In the conduct of scientific research, we have the choice of a half-empty or half-full perspective. We must judge whether we really do understand what is going on to some useful extent, or must defer to quantitative empirical evidence. Statistical reasoning seems completely objective, but can blind us to nuances and subtleties. In the past, the problem was to teach people, especially scientists and clinicians, to apply critical skepticism to their intuitions and judgments. Thinking statistically has been an essential corrective to widespread naiveté and quackery. However, in many fields of endeavor, the volumes of potentially relevant data are growing exponentially…Unfortunately, the capacities for critical judgment and deep insight we need may be starting to atrophy, just as opportunities to apply them more productively are increasing.
Don’t assume that Weisberg wants to dismantle the mechanisms of modern science. Instead, he wants to augment them to advance knowledge more effectively.
Is there a way to avoid the regression of science? The answer is surprisingly simple, in principle. We must recognize that probability theory alone is insufficient to establish scientific validity. There is only one foolproof way to learn whether an observed finding, however statistically significant it may appear, might actually hold up in practice. We must dust off the time-honored principle of replication as the touchstone of validity…Only when the system demands and rewards independent replications of study findings can and should public confidence in the integrity of the scientific enterprise be restored.
In addition to study replication, Weisberg also strongly advocates a merging of the perspectives and skills of researchers and practitioners.
Theoretical knowledge and insight can often be helpful in focusing attention or promoting attention on a promising subject of variables. Understanding causal processes will often improve the chances of success, and of identifying factors that are interpretable by clinicians. Clinical insight applied to individual cases will depend on understanding causal mechanisms, not just blind acceptance of black-box statistical models.

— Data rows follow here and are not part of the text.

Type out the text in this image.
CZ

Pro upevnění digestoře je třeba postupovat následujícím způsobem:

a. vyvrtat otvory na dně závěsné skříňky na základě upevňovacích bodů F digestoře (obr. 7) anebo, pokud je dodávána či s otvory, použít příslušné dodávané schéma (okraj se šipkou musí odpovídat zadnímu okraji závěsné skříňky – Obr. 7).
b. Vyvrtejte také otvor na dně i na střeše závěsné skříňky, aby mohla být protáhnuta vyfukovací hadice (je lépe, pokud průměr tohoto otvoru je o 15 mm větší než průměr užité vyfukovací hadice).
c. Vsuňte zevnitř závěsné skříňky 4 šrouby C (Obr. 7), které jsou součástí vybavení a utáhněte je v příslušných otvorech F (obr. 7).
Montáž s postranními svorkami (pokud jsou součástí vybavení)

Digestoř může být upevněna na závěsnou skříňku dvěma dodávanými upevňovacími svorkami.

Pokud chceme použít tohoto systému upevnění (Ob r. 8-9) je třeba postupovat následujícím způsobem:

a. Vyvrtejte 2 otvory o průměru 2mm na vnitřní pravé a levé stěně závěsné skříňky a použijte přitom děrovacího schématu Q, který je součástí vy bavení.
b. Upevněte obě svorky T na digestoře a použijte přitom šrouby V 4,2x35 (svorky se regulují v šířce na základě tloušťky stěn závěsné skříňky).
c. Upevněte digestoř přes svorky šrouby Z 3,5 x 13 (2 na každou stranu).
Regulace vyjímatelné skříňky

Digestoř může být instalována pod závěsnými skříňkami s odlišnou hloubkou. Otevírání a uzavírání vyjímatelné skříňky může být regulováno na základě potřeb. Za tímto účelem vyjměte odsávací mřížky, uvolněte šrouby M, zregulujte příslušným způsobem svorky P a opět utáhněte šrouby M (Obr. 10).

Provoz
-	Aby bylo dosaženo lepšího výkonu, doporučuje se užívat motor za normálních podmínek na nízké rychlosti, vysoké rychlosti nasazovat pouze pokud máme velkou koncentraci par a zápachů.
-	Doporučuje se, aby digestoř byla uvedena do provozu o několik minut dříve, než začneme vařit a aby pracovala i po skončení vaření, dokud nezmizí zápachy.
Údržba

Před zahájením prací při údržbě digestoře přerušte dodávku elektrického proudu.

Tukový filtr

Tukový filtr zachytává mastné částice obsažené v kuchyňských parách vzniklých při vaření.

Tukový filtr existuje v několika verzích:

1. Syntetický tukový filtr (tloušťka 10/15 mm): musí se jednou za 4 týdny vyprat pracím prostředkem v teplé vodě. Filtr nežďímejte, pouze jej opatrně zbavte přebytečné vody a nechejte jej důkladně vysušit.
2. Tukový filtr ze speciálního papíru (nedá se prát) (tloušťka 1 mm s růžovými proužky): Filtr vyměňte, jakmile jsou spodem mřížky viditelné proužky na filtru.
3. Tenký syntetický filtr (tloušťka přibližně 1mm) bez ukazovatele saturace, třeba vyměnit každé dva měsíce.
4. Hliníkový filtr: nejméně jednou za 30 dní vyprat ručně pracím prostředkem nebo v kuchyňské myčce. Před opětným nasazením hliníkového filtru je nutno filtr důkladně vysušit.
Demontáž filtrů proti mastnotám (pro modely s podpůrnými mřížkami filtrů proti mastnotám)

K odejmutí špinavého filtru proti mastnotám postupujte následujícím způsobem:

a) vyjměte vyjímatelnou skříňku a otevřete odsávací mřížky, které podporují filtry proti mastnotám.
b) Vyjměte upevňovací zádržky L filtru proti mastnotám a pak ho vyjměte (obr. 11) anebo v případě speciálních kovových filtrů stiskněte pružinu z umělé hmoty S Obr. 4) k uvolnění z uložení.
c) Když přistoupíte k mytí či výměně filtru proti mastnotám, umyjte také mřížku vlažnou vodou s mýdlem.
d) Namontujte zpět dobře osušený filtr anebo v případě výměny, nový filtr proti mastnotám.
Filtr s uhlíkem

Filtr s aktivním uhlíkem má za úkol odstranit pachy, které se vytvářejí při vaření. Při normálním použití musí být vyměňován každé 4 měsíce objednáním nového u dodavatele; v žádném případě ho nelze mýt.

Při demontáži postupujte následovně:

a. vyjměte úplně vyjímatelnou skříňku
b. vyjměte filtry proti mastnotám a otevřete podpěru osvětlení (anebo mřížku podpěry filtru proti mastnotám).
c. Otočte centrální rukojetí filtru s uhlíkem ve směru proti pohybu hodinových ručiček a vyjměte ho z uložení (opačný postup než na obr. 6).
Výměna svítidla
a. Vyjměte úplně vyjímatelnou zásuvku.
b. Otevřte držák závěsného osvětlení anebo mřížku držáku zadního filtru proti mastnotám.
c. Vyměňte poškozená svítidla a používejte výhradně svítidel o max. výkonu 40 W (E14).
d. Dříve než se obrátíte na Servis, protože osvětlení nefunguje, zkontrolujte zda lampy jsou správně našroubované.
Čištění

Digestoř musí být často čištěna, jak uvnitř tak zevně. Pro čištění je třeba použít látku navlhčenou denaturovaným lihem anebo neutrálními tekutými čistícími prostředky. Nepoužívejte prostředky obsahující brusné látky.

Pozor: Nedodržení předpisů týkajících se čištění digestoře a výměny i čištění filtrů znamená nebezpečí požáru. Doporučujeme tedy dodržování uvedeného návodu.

Weisberg goes on to suggest ways in which current computer technologies and rapidly expanding data collections create new opportunities for the conduct of science, in many respects similar to Ben Shneiderman’s vision of Science 2.0. Opportunities abound, but they will remain untapped if we fail to correct glaring flaws in our current approach to scientific research. Weisberg knows that this won’t be easy, but he exhibits a balance between concern for systemic dysfunction and optimism for progress. Even more, he offers specific suggestions for setting this progress in motion.
This is a marvelous book—well-written and the product of exceptional thinking. If the role of statistics in research does not interest or concern you, don’t buy this book, for you won’t stick with it. If you share my concerns, however, that science must be renovated and augmented to address the challenges of today and that our understanding and use of probability theory is central to this effort, this book is worth your time.